To access/purchase content for the Rift I had to log in to the Oculus Store, their exclusive content distribution platform. I had to either register with an existing email or make a new one using (surprise, surprise) my Facebook account. I was greeted with a virtual living room, complete with virtual fireplace, bean bags and rugs. The UI itself is pretty clean and simple, with menus grouped by function in separate floating windows. It gave the whole experience an “augmented reality” aesthetic.
In terms of usability, I didn’t have a hard time navigating with the Touch Controllers. Everything is clearly labeled, excluding the bottom three icons which is how I jump from the store to my app library.
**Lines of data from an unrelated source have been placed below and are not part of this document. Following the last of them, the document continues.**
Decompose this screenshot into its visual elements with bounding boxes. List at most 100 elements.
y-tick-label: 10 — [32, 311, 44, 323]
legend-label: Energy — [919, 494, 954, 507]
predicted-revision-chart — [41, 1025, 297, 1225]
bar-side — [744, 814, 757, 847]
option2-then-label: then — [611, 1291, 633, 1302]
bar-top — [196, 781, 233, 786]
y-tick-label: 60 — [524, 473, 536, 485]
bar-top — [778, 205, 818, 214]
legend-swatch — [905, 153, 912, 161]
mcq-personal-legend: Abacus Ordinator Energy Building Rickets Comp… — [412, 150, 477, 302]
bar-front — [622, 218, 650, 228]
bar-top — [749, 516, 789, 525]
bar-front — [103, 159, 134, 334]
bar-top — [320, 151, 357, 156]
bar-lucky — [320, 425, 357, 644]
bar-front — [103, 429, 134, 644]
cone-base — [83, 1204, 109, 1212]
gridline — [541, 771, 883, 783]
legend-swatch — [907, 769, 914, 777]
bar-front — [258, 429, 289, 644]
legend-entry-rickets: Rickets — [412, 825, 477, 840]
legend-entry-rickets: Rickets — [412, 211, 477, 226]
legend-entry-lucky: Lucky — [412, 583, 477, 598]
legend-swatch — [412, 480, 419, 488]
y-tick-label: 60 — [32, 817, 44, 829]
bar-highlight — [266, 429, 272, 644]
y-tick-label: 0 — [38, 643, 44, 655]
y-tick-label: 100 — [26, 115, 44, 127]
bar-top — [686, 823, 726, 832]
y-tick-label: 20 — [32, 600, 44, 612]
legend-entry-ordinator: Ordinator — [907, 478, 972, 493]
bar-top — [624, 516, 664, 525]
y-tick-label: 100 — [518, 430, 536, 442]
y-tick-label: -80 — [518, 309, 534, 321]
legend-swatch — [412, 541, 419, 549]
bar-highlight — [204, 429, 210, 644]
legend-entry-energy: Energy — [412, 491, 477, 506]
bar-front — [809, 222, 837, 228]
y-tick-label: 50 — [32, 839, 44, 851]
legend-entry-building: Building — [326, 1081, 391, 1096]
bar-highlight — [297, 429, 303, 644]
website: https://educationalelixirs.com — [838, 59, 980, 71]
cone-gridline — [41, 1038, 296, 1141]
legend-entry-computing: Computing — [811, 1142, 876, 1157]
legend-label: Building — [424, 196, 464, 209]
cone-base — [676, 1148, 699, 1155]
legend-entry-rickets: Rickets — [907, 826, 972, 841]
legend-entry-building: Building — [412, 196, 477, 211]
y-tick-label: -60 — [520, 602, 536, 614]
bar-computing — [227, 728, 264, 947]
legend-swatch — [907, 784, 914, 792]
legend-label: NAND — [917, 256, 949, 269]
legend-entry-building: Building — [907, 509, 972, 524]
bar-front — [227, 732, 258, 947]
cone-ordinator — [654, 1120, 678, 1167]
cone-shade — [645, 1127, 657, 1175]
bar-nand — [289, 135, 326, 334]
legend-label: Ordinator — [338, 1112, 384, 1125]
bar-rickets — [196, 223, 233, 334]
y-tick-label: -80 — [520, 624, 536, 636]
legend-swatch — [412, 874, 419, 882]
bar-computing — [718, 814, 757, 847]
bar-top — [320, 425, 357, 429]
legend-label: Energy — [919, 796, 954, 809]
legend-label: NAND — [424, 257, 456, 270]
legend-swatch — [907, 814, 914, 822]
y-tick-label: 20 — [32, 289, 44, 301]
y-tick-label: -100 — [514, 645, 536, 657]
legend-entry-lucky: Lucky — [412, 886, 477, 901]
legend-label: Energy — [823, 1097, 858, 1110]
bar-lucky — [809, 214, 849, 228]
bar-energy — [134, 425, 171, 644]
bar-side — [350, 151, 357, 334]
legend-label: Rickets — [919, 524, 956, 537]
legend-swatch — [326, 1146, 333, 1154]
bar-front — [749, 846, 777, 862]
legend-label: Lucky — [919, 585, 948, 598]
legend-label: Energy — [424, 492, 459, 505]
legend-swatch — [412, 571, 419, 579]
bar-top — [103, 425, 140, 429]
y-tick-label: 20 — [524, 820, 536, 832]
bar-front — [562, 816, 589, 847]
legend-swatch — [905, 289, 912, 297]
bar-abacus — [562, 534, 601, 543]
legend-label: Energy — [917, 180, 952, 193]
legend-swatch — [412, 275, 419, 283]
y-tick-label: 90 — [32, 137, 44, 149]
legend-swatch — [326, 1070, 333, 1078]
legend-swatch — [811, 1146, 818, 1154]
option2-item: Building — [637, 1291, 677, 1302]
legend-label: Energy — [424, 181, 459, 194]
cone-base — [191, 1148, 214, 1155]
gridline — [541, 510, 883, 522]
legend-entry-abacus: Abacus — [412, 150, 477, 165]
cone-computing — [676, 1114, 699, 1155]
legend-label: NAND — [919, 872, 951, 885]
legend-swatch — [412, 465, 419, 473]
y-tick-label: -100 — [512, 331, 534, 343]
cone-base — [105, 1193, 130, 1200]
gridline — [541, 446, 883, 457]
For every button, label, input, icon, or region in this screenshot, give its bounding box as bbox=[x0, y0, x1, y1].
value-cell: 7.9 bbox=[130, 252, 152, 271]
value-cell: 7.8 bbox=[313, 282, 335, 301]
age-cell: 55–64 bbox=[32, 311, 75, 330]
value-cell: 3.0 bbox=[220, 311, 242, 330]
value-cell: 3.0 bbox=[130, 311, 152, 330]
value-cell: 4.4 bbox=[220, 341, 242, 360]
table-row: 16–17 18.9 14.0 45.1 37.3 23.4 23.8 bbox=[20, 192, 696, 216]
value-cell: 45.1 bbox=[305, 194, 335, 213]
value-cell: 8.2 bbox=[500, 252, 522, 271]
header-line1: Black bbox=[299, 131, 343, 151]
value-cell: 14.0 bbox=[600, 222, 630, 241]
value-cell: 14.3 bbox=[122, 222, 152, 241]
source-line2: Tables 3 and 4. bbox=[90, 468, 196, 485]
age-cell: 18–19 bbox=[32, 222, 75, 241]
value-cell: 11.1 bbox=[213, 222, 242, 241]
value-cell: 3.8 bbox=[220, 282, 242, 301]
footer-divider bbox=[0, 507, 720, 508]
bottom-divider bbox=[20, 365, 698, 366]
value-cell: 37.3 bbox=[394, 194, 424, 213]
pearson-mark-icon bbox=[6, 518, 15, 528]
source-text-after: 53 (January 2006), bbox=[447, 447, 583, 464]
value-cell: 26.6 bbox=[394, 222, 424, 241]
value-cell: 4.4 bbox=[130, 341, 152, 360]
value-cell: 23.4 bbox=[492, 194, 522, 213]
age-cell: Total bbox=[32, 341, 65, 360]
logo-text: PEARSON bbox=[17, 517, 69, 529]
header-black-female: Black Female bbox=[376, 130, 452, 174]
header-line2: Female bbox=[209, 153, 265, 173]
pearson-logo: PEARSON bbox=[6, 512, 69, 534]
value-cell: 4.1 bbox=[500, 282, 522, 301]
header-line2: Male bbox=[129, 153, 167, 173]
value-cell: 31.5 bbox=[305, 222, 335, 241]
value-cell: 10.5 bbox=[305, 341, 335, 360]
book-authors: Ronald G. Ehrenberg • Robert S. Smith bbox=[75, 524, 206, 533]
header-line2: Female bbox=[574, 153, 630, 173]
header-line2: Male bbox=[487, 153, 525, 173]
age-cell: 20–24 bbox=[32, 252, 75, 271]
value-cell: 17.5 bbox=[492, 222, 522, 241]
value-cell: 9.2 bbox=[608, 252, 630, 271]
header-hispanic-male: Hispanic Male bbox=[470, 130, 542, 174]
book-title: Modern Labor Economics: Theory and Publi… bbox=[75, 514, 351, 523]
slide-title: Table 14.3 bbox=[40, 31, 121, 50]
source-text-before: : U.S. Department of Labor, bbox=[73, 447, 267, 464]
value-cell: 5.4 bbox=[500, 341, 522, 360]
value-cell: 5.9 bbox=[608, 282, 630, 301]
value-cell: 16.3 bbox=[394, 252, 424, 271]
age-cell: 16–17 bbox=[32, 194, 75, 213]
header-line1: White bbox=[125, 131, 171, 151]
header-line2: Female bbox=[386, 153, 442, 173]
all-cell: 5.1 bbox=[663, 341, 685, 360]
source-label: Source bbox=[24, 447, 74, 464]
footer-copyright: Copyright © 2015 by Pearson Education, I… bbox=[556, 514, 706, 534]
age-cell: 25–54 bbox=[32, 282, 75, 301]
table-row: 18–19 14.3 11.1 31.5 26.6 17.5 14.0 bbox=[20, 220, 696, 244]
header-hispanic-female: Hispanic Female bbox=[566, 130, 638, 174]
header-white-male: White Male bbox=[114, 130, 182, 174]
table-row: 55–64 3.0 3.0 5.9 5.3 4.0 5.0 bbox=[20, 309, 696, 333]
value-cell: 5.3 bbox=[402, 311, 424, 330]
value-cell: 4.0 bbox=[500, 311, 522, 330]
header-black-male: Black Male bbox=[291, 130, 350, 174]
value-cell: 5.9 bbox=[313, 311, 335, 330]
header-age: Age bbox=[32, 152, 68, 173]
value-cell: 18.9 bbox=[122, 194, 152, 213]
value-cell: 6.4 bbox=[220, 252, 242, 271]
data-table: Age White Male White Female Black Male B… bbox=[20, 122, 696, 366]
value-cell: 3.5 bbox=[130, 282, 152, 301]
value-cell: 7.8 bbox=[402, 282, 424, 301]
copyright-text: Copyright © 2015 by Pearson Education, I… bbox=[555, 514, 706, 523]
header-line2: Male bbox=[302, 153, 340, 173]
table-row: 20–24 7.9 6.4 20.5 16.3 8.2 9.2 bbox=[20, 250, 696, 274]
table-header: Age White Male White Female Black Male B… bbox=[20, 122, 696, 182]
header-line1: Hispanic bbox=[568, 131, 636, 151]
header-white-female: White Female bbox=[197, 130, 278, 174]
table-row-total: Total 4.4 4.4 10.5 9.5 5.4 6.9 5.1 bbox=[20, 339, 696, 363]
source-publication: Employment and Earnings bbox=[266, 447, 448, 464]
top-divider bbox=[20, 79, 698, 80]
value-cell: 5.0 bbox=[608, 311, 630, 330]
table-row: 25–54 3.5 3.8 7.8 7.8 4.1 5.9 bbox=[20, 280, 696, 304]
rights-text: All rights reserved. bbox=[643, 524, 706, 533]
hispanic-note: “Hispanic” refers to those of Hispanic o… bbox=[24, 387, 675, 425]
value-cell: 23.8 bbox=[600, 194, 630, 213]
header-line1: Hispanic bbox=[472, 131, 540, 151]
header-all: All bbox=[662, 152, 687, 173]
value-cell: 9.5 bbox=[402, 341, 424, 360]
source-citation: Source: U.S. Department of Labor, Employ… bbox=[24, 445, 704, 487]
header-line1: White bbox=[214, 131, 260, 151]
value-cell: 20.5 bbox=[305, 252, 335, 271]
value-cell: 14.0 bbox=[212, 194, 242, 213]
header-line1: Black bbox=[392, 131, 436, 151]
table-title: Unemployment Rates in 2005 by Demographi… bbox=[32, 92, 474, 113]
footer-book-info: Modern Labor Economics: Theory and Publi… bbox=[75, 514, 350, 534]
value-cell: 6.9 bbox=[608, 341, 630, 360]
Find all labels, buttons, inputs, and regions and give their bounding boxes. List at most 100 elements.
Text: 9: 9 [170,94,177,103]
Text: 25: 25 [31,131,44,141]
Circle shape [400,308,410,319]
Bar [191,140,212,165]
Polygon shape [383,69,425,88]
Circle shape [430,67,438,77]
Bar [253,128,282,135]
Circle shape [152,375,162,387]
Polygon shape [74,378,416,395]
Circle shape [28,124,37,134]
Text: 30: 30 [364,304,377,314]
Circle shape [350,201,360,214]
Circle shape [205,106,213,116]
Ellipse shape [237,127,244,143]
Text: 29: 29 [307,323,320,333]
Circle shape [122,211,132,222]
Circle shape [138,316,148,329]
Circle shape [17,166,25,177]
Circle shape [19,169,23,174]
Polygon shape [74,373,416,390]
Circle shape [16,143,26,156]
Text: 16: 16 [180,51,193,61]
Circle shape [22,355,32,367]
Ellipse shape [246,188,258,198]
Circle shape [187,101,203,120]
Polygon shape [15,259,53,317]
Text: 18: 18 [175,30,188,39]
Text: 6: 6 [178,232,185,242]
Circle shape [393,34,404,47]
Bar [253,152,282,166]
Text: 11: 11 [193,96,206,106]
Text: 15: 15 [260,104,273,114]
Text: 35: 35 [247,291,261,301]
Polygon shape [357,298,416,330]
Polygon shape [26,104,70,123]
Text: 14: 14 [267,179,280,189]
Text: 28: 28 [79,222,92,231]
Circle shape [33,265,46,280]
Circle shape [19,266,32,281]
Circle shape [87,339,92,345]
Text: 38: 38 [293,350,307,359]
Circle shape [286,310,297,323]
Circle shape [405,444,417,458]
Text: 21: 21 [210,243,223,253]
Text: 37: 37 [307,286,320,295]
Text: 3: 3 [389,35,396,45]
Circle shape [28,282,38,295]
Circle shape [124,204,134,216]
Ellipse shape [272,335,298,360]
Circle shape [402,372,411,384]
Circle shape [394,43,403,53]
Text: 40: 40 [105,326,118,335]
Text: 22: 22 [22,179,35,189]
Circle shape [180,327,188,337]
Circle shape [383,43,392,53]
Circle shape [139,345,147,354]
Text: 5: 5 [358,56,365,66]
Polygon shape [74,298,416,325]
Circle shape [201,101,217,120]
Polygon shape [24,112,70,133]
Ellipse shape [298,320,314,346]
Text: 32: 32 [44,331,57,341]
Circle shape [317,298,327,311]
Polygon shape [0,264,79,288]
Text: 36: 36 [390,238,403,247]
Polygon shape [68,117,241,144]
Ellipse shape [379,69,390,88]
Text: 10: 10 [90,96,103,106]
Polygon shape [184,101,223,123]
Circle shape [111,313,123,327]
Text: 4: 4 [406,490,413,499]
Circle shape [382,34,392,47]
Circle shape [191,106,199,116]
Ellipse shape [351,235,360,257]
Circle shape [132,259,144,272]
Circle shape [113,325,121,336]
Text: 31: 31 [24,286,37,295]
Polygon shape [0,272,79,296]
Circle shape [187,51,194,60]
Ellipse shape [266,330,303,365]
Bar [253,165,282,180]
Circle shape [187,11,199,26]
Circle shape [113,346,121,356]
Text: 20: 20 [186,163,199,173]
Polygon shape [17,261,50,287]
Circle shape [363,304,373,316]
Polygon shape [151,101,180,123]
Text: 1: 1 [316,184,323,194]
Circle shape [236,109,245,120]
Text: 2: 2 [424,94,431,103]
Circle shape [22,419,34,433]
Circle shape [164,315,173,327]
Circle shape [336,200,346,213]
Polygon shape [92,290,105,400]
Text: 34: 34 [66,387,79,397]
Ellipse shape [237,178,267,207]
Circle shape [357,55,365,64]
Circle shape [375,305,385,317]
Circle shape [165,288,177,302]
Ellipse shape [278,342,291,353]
My only gripe was the library; maybe adding a search function, or a text-only mode, would improve usability, since the app titles does not show up while hovering over the picture. When I only had a small number of titles, it was easy to select which one I wanted. Once my library grew it became a game of app hunt. Simply adding the titles on a black transparent overlay might solve the problem.
I’m not much into the social aspect of Oculus, but they did include the ability to add/accept friend requests on the far-right window. I can also access my info and preferences in the same area if I need to update password or payment info.
As for the content I can buy from the store, it can vary from action/exploration oriented type games to utilitarian applications. While Oculus is still a relatively new game company, Facebook is pouring quite a bit of money into their in-house game development to create exclusive content, and it shows. I do think this ‘walled-garden’ approach can be restricting to developers, but this allows Oculus to monitor the quality of the content being submitted. Exclusive games like Lone Echo, Robo Recall, The Climb, Superhot VR, and The Unspoken show off the capabilities of the Rift and Touch Controllers, as well as the polish that’s lacking in a lot of other VR games. I even found the VR gallery applications enjoyable, showing off the cinematic capabilities of the Rift. If I ever get tired of blasting robots or watching animated shorts, I can also use apps like Google Blocks/Tilt Brush and Medium to get a bit more creative. From time to time, Oculus also gives away free games, so as a VR user it shows how invested they are in expanding their platform while providing the best experience possible.
As a plus, I can also use my Steam account to access its library. All I had to do was check a box in the preferences, log into Steam and turn on SteamVR. It detected my sensors as well as my head unit without any problems.
What’s the Verdict?
While the initial setup was a bit of a pain, I think it was all worth it once I got it up and running. Experiencing VR for the first time was unreal, and I didn’t think stepping into a virtually created world could be exciting. Can it replace traditional gaming? Probably not, but VR is much more applicable to real-world situations. It’s not just confined to being an entertainment machine, which makes it a very versatile technology. VR is still a growing industry, and it’ll be interesting to see how it’s going to evolve in the future. Have you had your first VR experience yet?
*Oculus has announced a couple of new things during the VR Conference in October:
- Oculus Go: a self-contained headset that requires not PC or smartphone.
- Rift Core 2.0: A revamped Oculus home, and an expanded workspace called Dash
- Project Santa Cruz: ongoing development of inside-out tracking.